De heer Steven Vanackere: Mijnheer de voorzitter, mijnheer de minister, ik stel met grote tevredenheid vast dat u een advies zult vragen aan de raad, zoals wordt gevraagd door de Vaste Nationale Cultuurpactcommissie. Dat is verstandig. U hebt trouwens gelijk om het accent niet te veel op het juridisch vlak te leggen. U moet ook bedenken dat voor veel participanten uit de sector de adviesverlening niet louter een kwestie van advies is, maar ook een manier om zich op de regelgeving voor te bereiden, om de communicatie binnen de sector te verzekeren en om te vermijden dat ze plots worden geconfronteerd met zaken die ze niet hebben zien aankomen.
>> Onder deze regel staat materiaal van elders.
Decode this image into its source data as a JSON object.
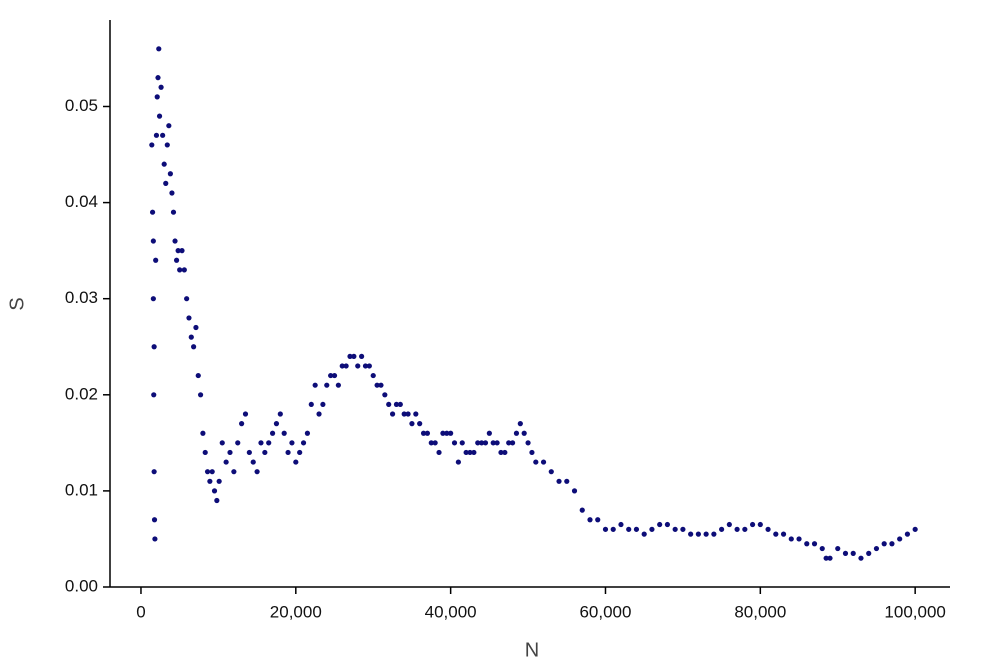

Ik wil geen oude koeien uit de gracht halen en zal me concentreren op de toekomst. Ik ben heel tevreden dat u belang hecht aan het overleg met de sector. Ik stel in de antwoorden op mijn overige vragen tevreden vast dat u het vaste voornemen hebt om er geen bric-à-brac van te maken. Ik hoop dat ik geen behoefte meer zal voelen om zoals mevrouw Van Hecke met de regelmaat van de klok vragen te komen stellen over de vooruitgang van het dossier. Ik hoop dat alles nu op wieltjes zal lopen. (Opmerkingen van de heer André Denys)
Mijnheer Denys, in het begin van mijn vraag heb ik erop gewezen dat ik het estafettestokje overneem van mevrouw Van Hecke. Zij heeft gedurende meerdere jaren vragen om uitleg moeten stellen en interpellaties moeten houden over deze zaak. Ik neem over, maar in de hoop dat het bij deze ene vraag kan blijven omdat het systeem perfect zal lopen.
De voorzitter: Het incident is gesloten.